Valedictorian Chaim Lowy spoke of the Torah’s emphasis on the value of hakarat hatov. Commentators say that the gifts and tithes given to the biblical kohanim were offers of thanks for the blessings that the kohanim bestowed on the nation of Israel. The commentators ask, however, why such thanks were required; after all, weren’t the kohanim commanded to bless the people? They answer that even though the kohanim were doing their duty, one must give thanks for every benefit one receives. Lowy asked his fellow graduates to thank everyone who helped him or her reach this important chapter in their lives.

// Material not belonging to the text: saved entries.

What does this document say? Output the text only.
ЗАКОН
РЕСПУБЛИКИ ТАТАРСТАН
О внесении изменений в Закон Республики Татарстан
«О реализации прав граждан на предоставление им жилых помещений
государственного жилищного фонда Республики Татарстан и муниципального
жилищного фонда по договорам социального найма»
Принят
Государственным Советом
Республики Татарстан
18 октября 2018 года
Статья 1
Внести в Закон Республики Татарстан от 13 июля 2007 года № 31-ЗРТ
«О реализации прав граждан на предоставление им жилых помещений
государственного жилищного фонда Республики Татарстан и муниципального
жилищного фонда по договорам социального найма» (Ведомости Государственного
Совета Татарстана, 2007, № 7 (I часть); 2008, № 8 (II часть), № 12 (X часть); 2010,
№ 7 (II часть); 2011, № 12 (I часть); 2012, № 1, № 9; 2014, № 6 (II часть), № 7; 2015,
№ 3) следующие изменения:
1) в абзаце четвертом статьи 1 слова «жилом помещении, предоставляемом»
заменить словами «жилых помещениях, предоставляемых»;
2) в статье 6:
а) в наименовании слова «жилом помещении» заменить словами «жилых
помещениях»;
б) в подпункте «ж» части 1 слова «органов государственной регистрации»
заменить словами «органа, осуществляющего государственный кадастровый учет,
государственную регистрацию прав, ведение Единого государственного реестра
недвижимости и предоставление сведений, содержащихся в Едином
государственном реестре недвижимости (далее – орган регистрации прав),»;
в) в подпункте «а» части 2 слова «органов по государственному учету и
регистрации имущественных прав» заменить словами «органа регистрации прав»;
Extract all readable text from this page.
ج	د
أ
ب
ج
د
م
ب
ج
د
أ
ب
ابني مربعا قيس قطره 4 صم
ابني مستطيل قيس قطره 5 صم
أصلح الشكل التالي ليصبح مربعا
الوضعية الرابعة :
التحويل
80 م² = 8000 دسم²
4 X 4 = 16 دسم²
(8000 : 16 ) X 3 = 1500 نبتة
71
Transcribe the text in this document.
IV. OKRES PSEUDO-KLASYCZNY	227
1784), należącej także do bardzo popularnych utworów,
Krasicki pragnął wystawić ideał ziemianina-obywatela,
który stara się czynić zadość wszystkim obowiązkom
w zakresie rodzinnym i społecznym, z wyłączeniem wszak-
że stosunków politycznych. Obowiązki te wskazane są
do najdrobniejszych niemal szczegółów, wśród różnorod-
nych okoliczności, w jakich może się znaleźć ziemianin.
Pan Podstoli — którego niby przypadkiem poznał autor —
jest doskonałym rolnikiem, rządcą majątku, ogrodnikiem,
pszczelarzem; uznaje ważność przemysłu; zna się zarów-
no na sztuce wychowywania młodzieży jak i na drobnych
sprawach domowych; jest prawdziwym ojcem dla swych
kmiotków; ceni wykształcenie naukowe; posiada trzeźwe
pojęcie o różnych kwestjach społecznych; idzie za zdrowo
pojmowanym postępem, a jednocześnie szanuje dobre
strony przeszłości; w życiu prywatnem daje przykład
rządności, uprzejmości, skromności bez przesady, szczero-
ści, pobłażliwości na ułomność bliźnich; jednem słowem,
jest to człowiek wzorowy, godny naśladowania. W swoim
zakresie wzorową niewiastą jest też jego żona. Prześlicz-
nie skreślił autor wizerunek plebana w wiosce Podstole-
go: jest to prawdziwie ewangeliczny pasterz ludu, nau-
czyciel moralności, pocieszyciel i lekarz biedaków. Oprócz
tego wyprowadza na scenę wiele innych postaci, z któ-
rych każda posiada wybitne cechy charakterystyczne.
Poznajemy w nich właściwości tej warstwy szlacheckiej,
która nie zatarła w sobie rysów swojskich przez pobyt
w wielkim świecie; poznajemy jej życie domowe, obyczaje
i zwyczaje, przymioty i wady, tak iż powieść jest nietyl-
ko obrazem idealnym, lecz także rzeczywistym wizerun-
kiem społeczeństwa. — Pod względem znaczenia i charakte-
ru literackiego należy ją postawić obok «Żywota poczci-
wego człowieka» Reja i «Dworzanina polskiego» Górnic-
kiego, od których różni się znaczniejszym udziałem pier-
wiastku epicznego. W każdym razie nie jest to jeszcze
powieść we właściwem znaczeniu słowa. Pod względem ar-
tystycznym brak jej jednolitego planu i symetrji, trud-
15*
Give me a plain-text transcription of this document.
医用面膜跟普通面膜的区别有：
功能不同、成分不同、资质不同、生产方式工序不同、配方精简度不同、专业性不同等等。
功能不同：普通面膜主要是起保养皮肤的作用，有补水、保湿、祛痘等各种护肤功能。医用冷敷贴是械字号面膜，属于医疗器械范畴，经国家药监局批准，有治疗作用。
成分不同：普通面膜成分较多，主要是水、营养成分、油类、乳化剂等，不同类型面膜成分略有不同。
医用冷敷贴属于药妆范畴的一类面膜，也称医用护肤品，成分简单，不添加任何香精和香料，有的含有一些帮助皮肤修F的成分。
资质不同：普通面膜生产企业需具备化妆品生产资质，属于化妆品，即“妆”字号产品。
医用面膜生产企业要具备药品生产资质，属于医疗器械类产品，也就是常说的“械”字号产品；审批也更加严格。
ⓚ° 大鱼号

Dean Esther Lowy and Dr. Aaron Brownstein presented the following academic awards: the Business Major Award to Moshe Cohen, who arrived at Touro from England and became an active supporter of Touro student life in his capacity as student council president; the Psychology Major Award to Rina Kamravvapour; and the Spirit of Touro Award to Illana Drubach, who exemplified Touro’s commitment to community service and to Jewish life everywhere.
Dean Lowy pointed out that the biblical figure, Korach,sought honors– not because he had earned them, but because he believed he was entitled to them. “You will find,” she warned the graduates, “that this sense of entitlement is rampant in modern society. People seem to have all but forgotten the inspiring words of the late President Kennedy: ‘Ask not what your country can do for you; ask what you can do for your country.’ ” She urged the graduates to never overlook an opportunity to grant another person kindness and consideration, for one never knows how and when that kindness will be repaid.
Lowy’s words were precisely the attitude of the school’s founder, Dr. Bernard Lander, zt”l, who never allowed an opportunity to be considerate and helpful go by – even during busy times.